Not sure how much of this is understandable -- I must admit that book has not the reputation for being an easy-to-read one in the community. A more self-contained approach to these topics is in: I. Gohberg, M.A. Kaashoek and P. Lancaster, General theory of regular matrix polynomials and band Toeplitz operators.


Am I missing something or is Ilya Bogdanov's elimination of $A_0$ trick more or less a proof in itself?

Assume that $f\left(B\right) = 0_n$. Then, $0_n = f\left(B\right) = A_kB^k + A_{k-1}B^{k-1} + ... + A_0 = \sum\limits_{i=0}^k A_iB^i$. But

$\lambda^k A_k + \lambda^{k-1}A_{k-1} + ... + A_0 = \sum\limits_{i=0}^k \lambda^i A_i = \sum\limits_{i=0}^k \lambda^i A_i - \sum\limits_{i=0}^k A_iB^i$ (since $0 = \sum\limits_{i=0}^k A_iB^i$)

$= \sum\limits_{i=0}^k A_i \left(\lambda^i-B^i\right)$.

This polynomial is divisible by $\lambda-B$ on the right (because $\lambda^i-B^i$ is divisible by $\lambda-B$ for every $i$). Hence,

$\det\left(\lambda^k A_k + \lambda^{k-1}A_{k-1} + ... + A_0\right)$ is divisible by $\det\left(\lambda-B\right)$.

In other words, $g\left(\lambda\right)$ is divisible by $\det\left(\lambda-B\right)$ (since $\det\left(\lambda^k A_k + \lambda^{k-1}A_{k-1} + ... + A_0\right) = g\left(\lambda\right)$). Since $B$ is a root of the polynomial $\det\left(\lambda-B\right)$ (by the usual Cayley-Hamilton theorem), this yields that $B$ is a root of $g\left(\lambda\right)$, so that $g\left(B\right) = 0$, and we are done.

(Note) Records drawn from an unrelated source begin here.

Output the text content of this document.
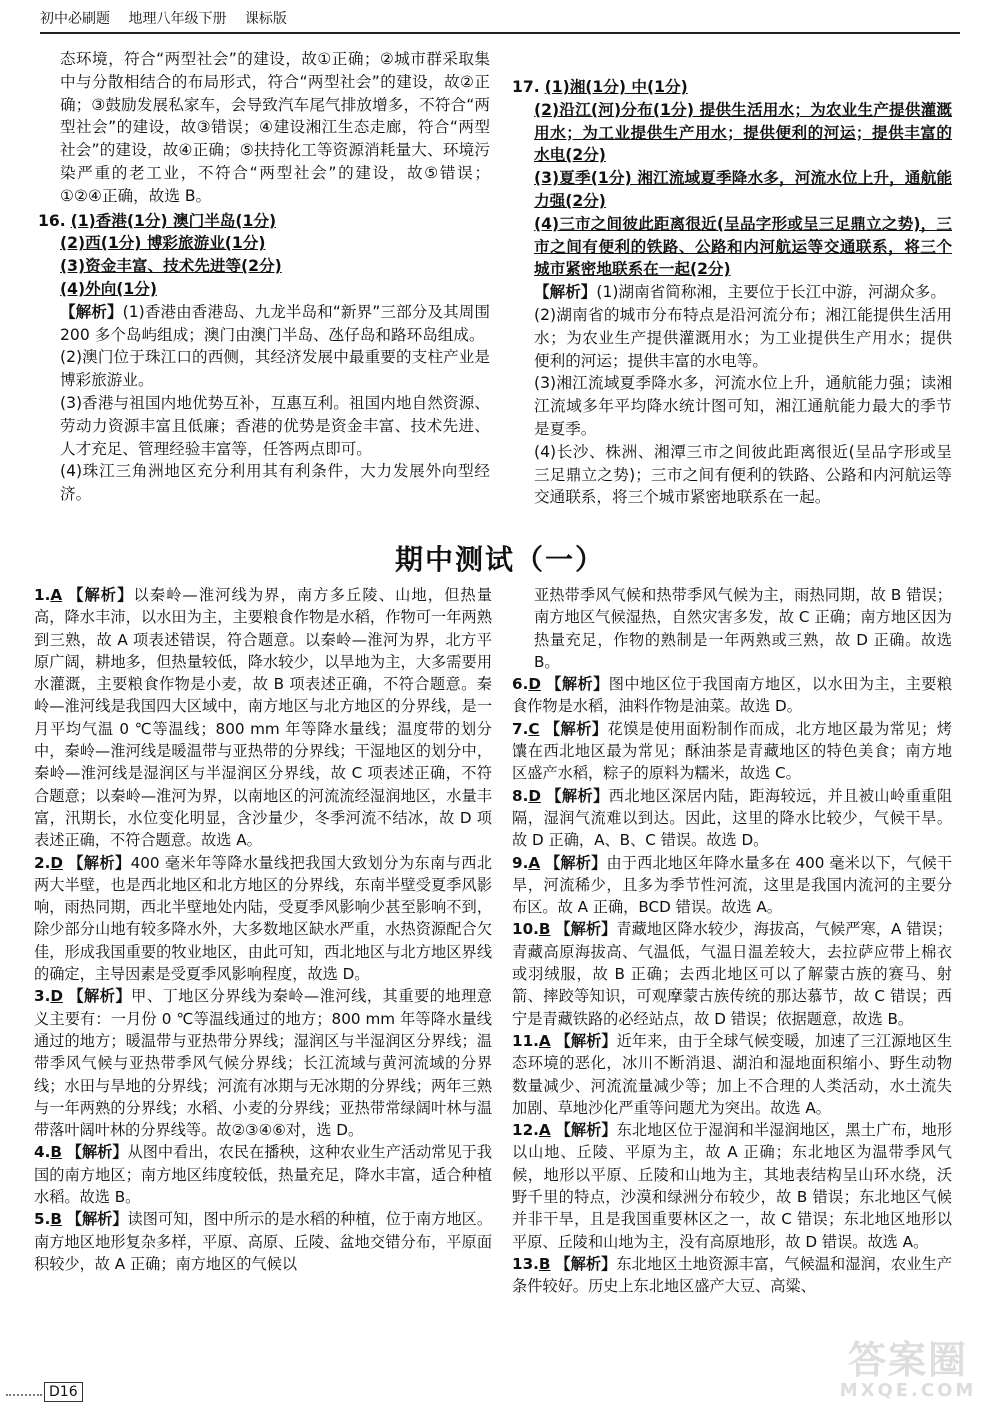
初中必刷题 地理八年级下册 课标版

态环境，符合“两型社会”的建设，故①正确；②城市群采取集中与分散相结合的布局形式，符合“两型社会”的建设，故②正确；③鼓励发展私家车，会导致汽车尾气排放增多，不符合“两型社会”的建设，故③错误；④建设湘江生态走廊，符合“两型社会”的建设，故④正确；⑤扶持化工等资源消耗量大、环境污染严重的老工业，不符合“两型社会”的建设，故⑤错误；①②④正确，故选 B。

16. (1)香港(1分) 澳门半岛(1分)

(2)西(1分) 博彩旅游业(1分)

(3)资金丰富、技术先进等(2分)

(4)外向(1分)

【解析】(1)香港由香港岛、九龙半岛和“新界”三部分及其周围 200 多个岛屿组成；澳门由澳门半岛、氹仔岛和路环岛组成。

(2)澳门位于珠江口的西侧，其经济发展中最重要的支柱产业是博彩旅游业。

(3)香港与祖国内地优势互补，互惠互利。祖国内地自然资源、劳动力资源丰富且低廉；香港的优势是资金丰富、技术先进、人才充足、管理经验丰富等，任答两点即可。

(4)珠江三角洲地区充分利用其有利条件，大力发展外向型经济。

17. (1)湘(1分) 中(1分)

(2)沿江(河)分布(1分) 提供生活用水；为农业生产提供灌溉用水；为工业提供生产用水；提供便利的河运；提供丰富的水电(2分)

(3)夏季(1分) 湘江流域夏季降水多，河流水位上升，通航能力强(2分)

(4)三市之间彼此距离很近(呈品字形或呈三足鼎立之势)，三市之间有便利的铁路、公路和内河航运等交通联系，将三个城市紧密地联系在一起(2分)

【解析】(1)湖南省简称湘，主要位于长江中游，河湖众多。

(2)湖南省的城市分布特点是沿河流分布；湘江能提供生活用水；为农业生产提供灌溉用水；为工业提供生产用水；提供便利的河运；提供丰富的水电等。

(3)湘江流域夏季降水多，河流水位上升，通航能力强；读湘江流域多年平均降水统计图可知，湘江通航能力最大的季节是夏季。

(4)长沙、株洲、湘潭三市之间彼此距离很近(呈品字形或呈三足鼎立之势)；三市之间有便利的铁路、公路和内河航运等交通联系，将三个城市紧密地联系在一起。

期中测试（一）

1.A 【解析】以秦岭—淮河线为界，南方多丘陵、山地，但热量高，降水丰沛，以水田为主，主要粮食作物是水稻，作物可一年两熟到三熟，故 A 项表述错误，符合题意。以秦岭—淮河为界，北方平原广阔，耕地多，但热量较低，降水较少，以旱地为主，大多需要用水灌溉，主要粮食作物是小麦，故 B 项表述正确，不符合题意。秦岭—淮河线是我国四大区域中，南方地区与北方地区的分界线，是一月平均气温 0 ℃等温线；800 mm 年等降水量线；温度带的划分中，秦岭—淮河线是暖温带与亚热带的分界线；干湿地区的划分中，秦岭—淮河线是湿润区与半湿润区分界线，故 C 项表述正确，不符合题意；以秦岭—淮河为界，以南地区的河流流经湿润地区，水量丰富，汛期长，水位变化明显，含沙量少，冬季河流不结冰，故 D 项表述正确，不符合题意。故选 A。

2.D 【解析】400 毫米年等降水量线把我国大致划分为东南与西北两大半壁，也是西北地区和北方地区的分界线，东南半壁受夏季风影响，雨热同期，西北半壁地处内陆，受夏季风影响少甚至影响不到，除少部分山地有较多降水外，大多数地区缺水严重，水热资源配合欠佳，形成我国重要的牧业地区，由此可知，西北地区与北方地区界线的确定，主导因素是受夏季风影响程度，故选 D。

3.D 【解析】甲、丁地区分界线为秦岭—淮河线，其重要的地理意义主要有：一月份 0 ℃等温线通过的地方；800 mm 年等降水量线通过的地方；暖温带与亚热带分界线；湿润区与半湿润区分界线；温带季风气候与亚热带季风气候分界线；长江流域与黄河流域的分界线；水田与旱地的分界线；河流有冰期与无冰期的分界线；两年三熟与一年两熟的分界线；水稻、小麦的分界线；亚热带常绿阔叶林与温带落叶阔叶林的分界线等。故②③④⑥对，选 D。

4.B 【解析】从图中看出，农民在播秧，这种农业生产活动常见于我国的南方地区；南方地区纬度较低，热量充足，降水丰富，适合种植水稻。故选 B。

5.B 【解析】读图可知，图中所示的是水稻的种植，位于南方地区。南方地区地形复杂多样，平原、高原、丘陵、盆地交错分布，平原面积较少，故 A 正确；南方地区的气候以

亚热带季风气候和热带季风气候为主，雨热同期，故 B 错误；南方地区气候湿热，自然灾害多发，故 C 正确；南方地区因为热量充足，作物的熟制是一年两熟或三熟，故 D 正确。故选 B。

6.D 【解析】图中地区位于我国南方地区，以水田为主，主要粮食作物是水稻，油料作物是油菜。故选 D。

7.C 【解析】花馍是使用面粉制作而成，北方地区最为常见；烤馕在西北地区最为常见；酥油茶是青藏地区的特色美食；南方地区盛产水稻，粽子的原料为糯米，故选 C。

8.D 【解析】西北地区深居内陆，距海较远，并且被山岭重重阻隔，湿润气流难以到达。因此，这里的降水比较少，气候干旱。故 D 正确，A、B、C 错误。故选 D。

9.A 【解析】由于西北地区年降水量多在 400 毫米以下，气候干旱，河流稀少，且多为季节性河流，这里是我国内流河的主要分布区。故 A 正确，BCD 错误。故选 A。

10.B 【解析】青藏地区降水较少，海拔高，气候严寒，A 错误；青藏高原海拔高、气温低，气温日温差较大，去拉萨应带上棉衣或羽绒服，故 B 正确；去西北地区可以了解蒙古族的赛马、射箭、摔跤等知识，可观摩蒙古族传统的那达慕节，故 C 错误；西宁是青藏铁路的必经站点，故 D 错误；依据题意，故选 B。

11.A 【解析】近年来，由于全球气候变暖，加速了三江源地区生态环境的恶化，冰川不断消退、湖泊和湿地面积缩小、野生动物数量减少、河流流量减少等；加上不合理的人类活动，水土流失加剧、草地沙化严重等问题尤为突出。故选 A。

12.A 【解析】东北地区位于湿润和半湿润地区，黑土广布，地形以山地、丘陵、平原为主，故 A 正确；东北地区为温带季风气候，地形以平原、丘陵和山地为主，其地表结构呈山环水绕，沃野千里的特点，沙漠和绿洲分布较少，故 B 错误；东北地区气候并非干旱，且是我国重要林区之一，故 C 错误；东北地区地形以平原、丘陵和山地为主，没有高原地形，故 D 错误。故选 A。

13.B 【解析】东北地区土地资源丰富，气候温和湿润，农业生产条件较好。历史上东北地区盛产大豆、高粱、

D16
答案圈
MXQE.COM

I agree with Yazdegerd III that the characteristic-$0$ assumption shouldn't be there. Even if my proof would use it, Ilya's observation that the result is a polynomial identity in the entries of $A_k$, $A_{k-1}$, ..., $A_1$ and $B$ should make it clear that it holds over any commutative ring.


To convince people that this is true, let me add a quick proof that works in the special case in which $B$ is diagonalizable with distinct eigenvalues.

By changing bases, we can assume it is in fact diagonal and equal to $\operatorname{diag}(\lambda_1,\lambda_2,\dots,\lambda_n)$. We have $0=\sum A_i B^i e_j=\sum A_i\lambda_j^i e_j$ for the $j$-th vector of the canonical basis $e_j$. Hence for each $\lambda_j$ the matrix $\sum A_i \lambda_j^i$ is singular, so the $\lambda_j$ are all roots of $g(\lambda)=\det p(\lambda)$. In particular, this means that $g(B)=0$.

More care is necessary if $B$ has multiple eigenvalues and Jordan blocks, of course.